Furthermore importance value (IV) of woody plant species was calculated. SPSS version 16 was used to undertake both parametric (when data assume normal distribution) and nonparametric (when data are not assuming normal distribution) comparison of means, correlation and regression analysis.
In this study totally 321 vascular plant species comprising 92 families and 243 genera were identified in Nandi forests (both South and North Nandi forests). In South Nandi forest 253 plant species form 82 families and 201 genera were recorded while in North Nandi 181 species comprising 67 families and 155 genera were recorded. Jackknife second order estimators gave the highest species richness estimate for both South and North Nandi forests i.e. 284 and 209, respectively. In the case of highly disturbed and less disturbed parts of South Nandi forest 138 and 172 vascular plant species were recorded, respectively. Asteraceae, Rubiaceae and Euphorbiaceae are the top three species rich families of Nandi forests. In terms of different diversity measures (i.e. alpha and beta diversity, Fisher alpha, Shannon diversity and evenness indices) South Nandi is more diverse than North Nandi forest. Sörensen and Jaccard (classic) as well as their respective abundance based similarities showed that there is a low species similarity between South and Nandi forests. The cluster analysis resulted in three different plant communities and this result is supported by the ordination result.
South and North Nandi forest has inverted "J" height class distribution showing that larger proportion of woody plant individuals are found in the lower height classes.

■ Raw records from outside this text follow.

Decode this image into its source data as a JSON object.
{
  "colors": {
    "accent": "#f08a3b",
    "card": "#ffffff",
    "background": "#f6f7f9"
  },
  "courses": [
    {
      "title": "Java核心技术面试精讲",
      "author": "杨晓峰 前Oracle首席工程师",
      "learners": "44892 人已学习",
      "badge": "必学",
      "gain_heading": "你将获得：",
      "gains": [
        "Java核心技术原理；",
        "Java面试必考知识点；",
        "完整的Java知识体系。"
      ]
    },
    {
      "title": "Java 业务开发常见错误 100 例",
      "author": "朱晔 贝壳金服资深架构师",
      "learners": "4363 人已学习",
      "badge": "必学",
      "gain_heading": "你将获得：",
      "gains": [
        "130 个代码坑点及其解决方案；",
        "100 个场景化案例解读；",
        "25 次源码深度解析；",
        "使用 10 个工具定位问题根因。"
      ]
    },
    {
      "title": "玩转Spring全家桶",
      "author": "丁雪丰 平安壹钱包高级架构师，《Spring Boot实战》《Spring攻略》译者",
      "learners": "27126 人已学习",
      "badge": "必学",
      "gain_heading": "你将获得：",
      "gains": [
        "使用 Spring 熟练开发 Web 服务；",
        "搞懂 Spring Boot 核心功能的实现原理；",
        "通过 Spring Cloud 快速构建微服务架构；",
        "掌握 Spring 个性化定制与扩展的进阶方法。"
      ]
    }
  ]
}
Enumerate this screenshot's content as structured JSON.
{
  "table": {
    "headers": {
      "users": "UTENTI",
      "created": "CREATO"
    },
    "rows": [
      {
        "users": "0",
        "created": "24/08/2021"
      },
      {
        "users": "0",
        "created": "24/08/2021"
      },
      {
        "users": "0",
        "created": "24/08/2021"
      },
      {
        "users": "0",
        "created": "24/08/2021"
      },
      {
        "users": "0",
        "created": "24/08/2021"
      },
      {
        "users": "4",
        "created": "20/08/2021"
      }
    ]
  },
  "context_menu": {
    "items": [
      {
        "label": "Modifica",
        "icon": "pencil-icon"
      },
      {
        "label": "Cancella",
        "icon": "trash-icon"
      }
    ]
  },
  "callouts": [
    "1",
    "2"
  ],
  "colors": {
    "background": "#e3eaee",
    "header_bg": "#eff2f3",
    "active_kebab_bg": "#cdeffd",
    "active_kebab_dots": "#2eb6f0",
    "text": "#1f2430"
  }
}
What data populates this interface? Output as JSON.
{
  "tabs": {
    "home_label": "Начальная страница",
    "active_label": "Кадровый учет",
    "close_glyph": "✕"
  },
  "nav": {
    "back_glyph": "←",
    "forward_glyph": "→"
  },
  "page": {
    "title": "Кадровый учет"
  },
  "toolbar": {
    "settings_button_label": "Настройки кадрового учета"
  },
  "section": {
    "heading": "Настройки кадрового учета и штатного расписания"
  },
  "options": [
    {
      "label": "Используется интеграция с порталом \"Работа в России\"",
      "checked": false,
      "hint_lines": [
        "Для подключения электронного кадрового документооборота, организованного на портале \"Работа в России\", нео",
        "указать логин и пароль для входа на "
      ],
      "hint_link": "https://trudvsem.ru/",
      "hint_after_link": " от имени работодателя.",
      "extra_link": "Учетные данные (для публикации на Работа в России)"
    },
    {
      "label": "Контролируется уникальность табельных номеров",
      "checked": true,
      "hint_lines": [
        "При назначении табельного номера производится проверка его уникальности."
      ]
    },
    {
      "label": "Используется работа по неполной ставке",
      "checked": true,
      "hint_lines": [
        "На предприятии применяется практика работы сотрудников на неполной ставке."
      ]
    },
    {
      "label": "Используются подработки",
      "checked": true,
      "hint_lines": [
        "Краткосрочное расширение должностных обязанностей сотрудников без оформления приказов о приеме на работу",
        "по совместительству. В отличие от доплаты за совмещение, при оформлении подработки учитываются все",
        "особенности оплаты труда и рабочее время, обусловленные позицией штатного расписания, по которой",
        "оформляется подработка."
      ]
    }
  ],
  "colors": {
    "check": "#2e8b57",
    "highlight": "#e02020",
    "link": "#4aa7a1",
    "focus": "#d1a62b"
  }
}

Similar pattern is observed when the diameters of all woody plants were considered together. However, different diameter class distributions (seven types) were identified when selected tree species were analyzed separately. It has been observed that the basal area of South Nandi forest is significantly lower than that of North Nandi forest (Mann-Whitney U =358, p < 0.001). Similarly Bonjoge has significantly lower basal area (t-value=3.77, p<0.01) than that of Kobujoi. Number of woody plat seedlings in South Nandi forest is significantly higher than that of North Nandi (Mann-Whitney U = 362.5, p<0.001). In the same way Bonjoge has significantly smaller number of ssedlings than Kobujoi (t-value 4.24, p<0.001). Most of species in both forests are able to resprout from stumps after physical damage; hence this helps the regeneration of the forests in addition to seedling banks. This study enables to fill some of the information gaps about Nandi forests especially of floristic composition, population structure, natural regeneration and human impacts on this ecosystem.